# Space based anime



## InuYasha (Oct 30, 2013)

I'm trying to recall something that was on adult swim awhile ago,it had a young boy as capt. of a space ship and he travels around with all girls and a horny robot named MD? i'm sure someone knows what i'm referring to,I just can't think of the name off the top of my head...


----------



## Youkai (Oct 30, 2013)

I don't know about any horny robot but except for this maybe Vandread could fit ...
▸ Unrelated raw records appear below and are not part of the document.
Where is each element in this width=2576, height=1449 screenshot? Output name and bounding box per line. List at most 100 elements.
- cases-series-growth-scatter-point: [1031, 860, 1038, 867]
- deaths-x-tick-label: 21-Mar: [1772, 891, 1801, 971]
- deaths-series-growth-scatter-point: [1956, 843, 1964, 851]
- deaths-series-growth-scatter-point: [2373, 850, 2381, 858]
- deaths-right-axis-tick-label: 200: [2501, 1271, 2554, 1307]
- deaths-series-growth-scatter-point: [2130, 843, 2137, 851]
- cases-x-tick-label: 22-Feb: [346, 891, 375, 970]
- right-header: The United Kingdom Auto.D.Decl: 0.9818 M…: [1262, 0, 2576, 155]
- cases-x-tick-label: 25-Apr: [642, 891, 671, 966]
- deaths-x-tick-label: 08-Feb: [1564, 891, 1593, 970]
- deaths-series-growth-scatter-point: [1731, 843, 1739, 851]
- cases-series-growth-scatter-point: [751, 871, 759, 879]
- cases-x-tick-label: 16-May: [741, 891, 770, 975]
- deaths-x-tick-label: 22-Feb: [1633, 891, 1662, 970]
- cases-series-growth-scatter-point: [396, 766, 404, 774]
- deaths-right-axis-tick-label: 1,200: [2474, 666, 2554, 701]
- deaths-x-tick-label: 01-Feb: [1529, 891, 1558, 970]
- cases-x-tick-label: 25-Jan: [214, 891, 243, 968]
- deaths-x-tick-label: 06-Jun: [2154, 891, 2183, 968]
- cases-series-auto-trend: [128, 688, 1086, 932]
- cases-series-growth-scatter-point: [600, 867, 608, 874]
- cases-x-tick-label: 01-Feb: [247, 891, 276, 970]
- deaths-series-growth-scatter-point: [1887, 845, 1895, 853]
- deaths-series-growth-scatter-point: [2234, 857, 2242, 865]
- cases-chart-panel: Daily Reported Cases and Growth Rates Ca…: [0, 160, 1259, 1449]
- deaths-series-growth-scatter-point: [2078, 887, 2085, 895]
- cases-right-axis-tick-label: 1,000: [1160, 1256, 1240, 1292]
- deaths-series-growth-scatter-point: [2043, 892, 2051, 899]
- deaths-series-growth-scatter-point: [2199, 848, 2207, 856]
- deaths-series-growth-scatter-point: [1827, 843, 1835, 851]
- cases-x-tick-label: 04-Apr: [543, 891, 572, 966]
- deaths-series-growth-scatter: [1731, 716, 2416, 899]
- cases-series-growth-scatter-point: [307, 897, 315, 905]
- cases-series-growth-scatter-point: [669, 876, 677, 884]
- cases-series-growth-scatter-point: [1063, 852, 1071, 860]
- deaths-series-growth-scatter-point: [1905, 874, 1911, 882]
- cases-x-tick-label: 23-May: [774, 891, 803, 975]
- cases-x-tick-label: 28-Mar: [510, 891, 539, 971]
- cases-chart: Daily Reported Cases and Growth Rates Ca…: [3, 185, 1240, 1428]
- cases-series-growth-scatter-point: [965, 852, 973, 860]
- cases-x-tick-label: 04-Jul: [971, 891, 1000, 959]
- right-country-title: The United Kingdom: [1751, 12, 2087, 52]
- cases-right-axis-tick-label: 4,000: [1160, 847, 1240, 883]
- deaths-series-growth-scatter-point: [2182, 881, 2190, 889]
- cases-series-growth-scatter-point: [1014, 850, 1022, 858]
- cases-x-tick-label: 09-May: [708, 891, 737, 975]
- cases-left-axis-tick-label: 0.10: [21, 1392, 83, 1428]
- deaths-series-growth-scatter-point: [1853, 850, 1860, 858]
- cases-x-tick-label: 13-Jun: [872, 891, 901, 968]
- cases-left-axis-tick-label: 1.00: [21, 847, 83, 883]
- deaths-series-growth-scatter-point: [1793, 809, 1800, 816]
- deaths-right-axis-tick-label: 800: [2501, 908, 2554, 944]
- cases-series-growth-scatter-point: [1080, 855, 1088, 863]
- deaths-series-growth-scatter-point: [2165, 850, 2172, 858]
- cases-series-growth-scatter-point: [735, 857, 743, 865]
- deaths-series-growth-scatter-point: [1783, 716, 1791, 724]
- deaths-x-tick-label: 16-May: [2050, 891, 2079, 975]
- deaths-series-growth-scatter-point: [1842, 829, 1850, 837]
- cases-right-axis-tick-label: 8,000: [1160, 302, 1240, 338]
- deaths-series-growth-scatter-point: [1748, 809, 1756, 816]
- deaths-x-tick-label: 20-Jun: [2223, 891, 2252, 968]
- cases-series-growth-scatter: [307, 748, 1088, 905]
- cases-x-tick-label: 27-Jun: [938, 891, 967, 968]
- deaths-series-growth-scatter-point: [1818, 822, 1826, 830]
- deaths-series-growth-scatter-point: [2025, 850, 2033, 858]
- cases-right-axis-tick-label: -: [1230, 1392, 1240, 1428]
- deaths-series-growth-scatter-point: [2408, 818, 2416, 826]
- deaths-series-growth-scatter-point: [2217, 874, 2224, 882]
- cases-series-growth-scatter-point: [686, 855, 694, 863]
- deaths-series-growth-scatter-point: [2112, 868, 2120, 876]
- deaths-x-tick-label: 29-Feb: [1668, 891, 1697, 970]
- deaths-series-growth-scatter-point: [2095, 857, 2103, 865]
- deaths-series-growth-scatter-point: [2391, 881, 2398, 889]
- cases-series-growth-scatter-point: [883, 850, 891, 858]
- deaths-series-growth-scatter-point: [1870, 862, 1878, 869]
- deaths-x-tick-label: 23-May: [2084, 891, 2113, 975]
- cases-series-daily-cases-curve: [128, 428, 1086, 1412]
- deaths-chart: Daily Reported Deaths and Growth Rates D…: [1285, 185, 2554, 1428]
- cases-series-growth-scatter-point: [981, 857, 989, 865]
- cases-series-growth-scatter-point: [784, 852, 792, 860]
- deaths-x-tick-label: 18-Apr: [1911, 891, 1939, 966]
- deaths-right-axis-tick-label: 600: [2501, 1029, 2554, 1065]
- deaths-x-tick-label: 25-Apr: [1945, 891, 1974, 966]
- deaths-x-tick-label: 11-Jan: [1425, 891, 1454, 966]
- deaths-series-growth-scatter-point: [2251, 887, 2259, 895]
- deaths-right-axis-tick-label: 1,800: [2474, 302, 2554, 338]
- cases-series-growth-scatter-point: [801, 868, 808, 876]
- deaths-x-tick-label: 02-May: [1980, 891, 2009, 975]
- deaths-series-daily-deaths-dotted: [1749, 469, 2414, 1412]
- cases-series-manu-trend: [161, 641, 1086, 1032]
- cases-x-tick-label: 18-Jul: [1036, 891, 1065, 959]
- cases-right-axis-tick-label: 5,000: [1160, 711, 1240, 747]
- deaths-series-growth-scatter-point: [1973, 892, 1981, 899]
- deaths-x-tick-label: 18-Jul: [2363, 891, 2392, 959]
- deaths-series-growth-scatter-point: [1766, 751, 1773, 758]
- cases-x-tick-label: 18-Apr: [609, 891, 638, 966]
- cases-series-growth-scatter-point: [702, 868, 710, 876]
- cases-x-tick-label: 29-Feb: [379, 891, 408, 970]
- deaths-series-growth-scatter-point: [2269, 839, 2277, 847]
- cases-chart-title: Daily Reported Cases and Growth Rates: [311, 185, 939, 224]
are you searching for a "normal" series or a hentai ? (sorry if this question is Stupid, I don't know this "adult swim")


----------



## kupo3000 (Oct 30, 2013)

It's probably Tenchi Muyo! GXP
http://en.wikipedia.org/wiki/Tenchi_Muyo!_GXP


----------



## dragonblood9999 (Oct 30, 2013)

InuYasha said:


> I'm trying to recall something that was on adult swim awhile ago,it had a young boy as capt. of a space ship and he travels around with all girls and a horny robot named MD? i'm sure someone knows what i'm referring to,I just can't think of the name off the top of my head...


 
was it Vandread.
at least it sound alot like it. well there was no horny robot


----------



## InuYasha (Oct 30, 2013)

kupo3000 said:


> It's probably Tenchi Muyo! GXP
> http://en.wikipedia.org/wiki/Tenchi_Muyo!_GXP


 
Yeah thats the one, thanks...


----------



## Ericthegreat (Oct 30, 2013)

Watch the original tenchi muyo as well :


----------



## InuYasha (Oct 30, 2013)

Ericthegreat said:


> Watch the original tenchi muyo as well :


 
As long as there dubbed in english i'd give it a go I don't like subs,so which one is first if it's dubbed? I seen like 4 or 5 different ones...


----------



## RedCoreZero (Oct 30, 2013)

Now watch Space Ghost Coast to Coast


----------



## Ericthegreat (Oct 31, 2013)

InuYasha said:


> As long as there dubbed in english i'd give it a go I don't like subs,so which one is first if it's dubbed? I seen like 4 or 5 different ones...


Seems it was Tenchi Universe, then tenchi in tokyo.
http://en.wikipedia.org/wiki/Tenchi_Muyo!
Didnt know there was a 6 ep ova series before the anime tho.


----------